The refugee camp which has a population of around 10,000 has also been subjected to an embargo enforced by the Kurdistan Democratic Party, KDP since 7 July 2019.
Due to the heavy embargo imposed by the KDP, residents of the Makhmour refugee camp are being deprived of the most basic of rights such as access to medical treatment.
Ayten Bulut, a camp resident whose house was targeted in the latest airstrike is asking for international support to pressurise Turkey to halt the attacks against the refugee camp.
“We’re dealing with the same mentality. Houses were bombed in 1994, and now our school playgrounds are bombed in 2021.No one has the right to commit these crimes and rights violations. We have been fighting against persecution for years. Despite that, we’ve created a life for our children. No one has the right to waken our children to the sound of bombs.” she says.
Although the camp is officially under a UN mandate, the UN has not taken any action whatsoever so far despite of all of the attacks and embargoes.

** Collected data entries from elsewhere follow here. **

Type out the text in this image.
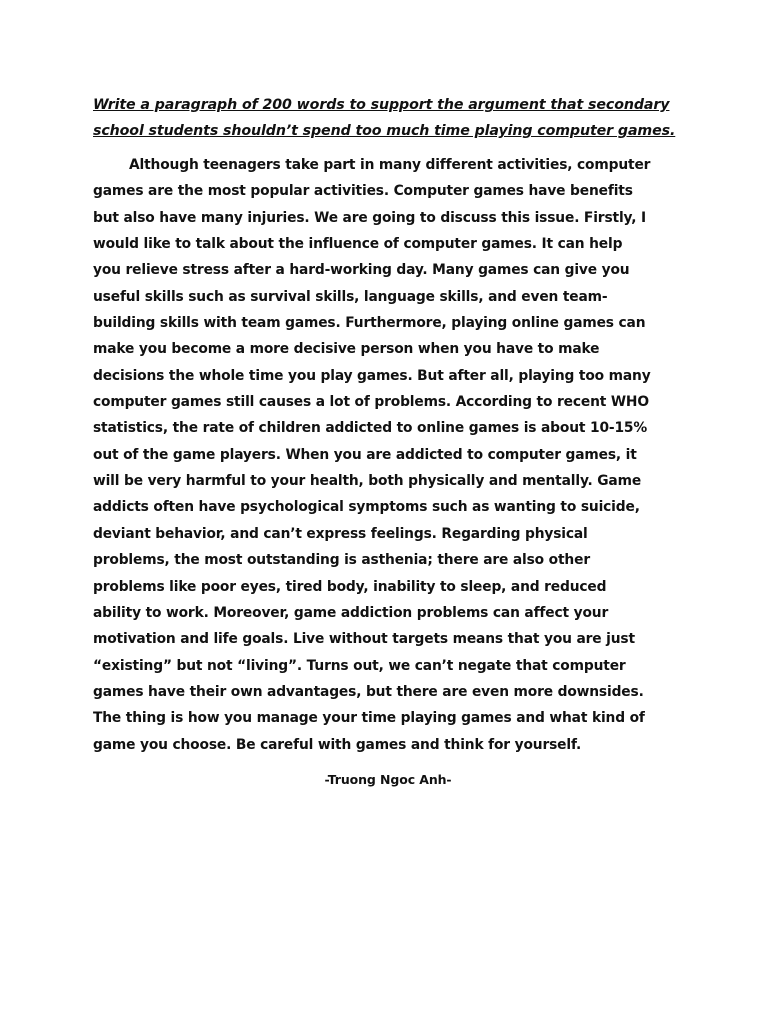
Write a paragraph of 200 words to support the argument that secondary
school students shouldn’t spend too much time playing computer games.
Although teenagers take part in many different activities, computer
games are the most popular activities. Computer games have benefits
but also have many injuries. We are going to discuss this issue. Firstly, I
would like to talk about the influence of computer games. It can help
you relieve stress after a hard-working day. Many games can give you
useful skills such as survival skills, language skills, and even team-
building skills with team games. Furthermore, playing online games can
make you become a more decisive person when you have to make
decisions the whole time you play games. But after all, playing too many
computer games still causes a lot of problems. According to recent WHO
statistics, the rate of children addicted to online games is about 10-15%
out of the game players. When you are addicted to computer games, it
will be very harmful to your health, both physically and mentally. Game
addicts often have psychological symptoms such as wanting to suicide,
deviant behavior, and can’t express feelings. Regarding physical
problems, the most outstanding is asthenia; there are also other
problems like poor eyes, tired body, inability to sleep, and reduced
ability to work. Moreover, game addiction problems can affect your
motivation and life goals. Live without targets means that you are just
“existing” but not “living”. Turns out, we can’t negate that computer
games have their own advantages, but there are even more downsides.
The thing is how you manage your time playing games and what kind of
game you choose. Be careful with games and think for yourself.
-Truong Ngoc Anh-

Beşir Taş is another resident of the camp who thinks that since Kurdish people do not submit to Turkey’s will, Turkey continues to attack them.
“Whenever there is a patriot, whenever there is a Kurd who resists, they target them. Despite all the attacks of the Turkish State they could not reach their goals.”
Medine Kara on the other hand says angrily that they will continue to resist against this oppression.
“Even if they send hundreds of planes over us and they attack us from both the air and ground, Erdoğan will not affect us.”
The camp, officially recognised by the United Nations, and previously known as Atrush camp, holds Kurdish refugees who had to migrate from the border cities, towns and villages in southeast Turkey, such as Şırnak and Hakkari, after the systematic village burnings and evacuations that took place between 1993-1995.
On 1st of June 2021, Turkish President Recep Tayyip Erdogan stated that Turkey is planning an operation against the camp. He defined the camp as a ‘hole’ for Kurdistan Worker’s Party (PKK) members.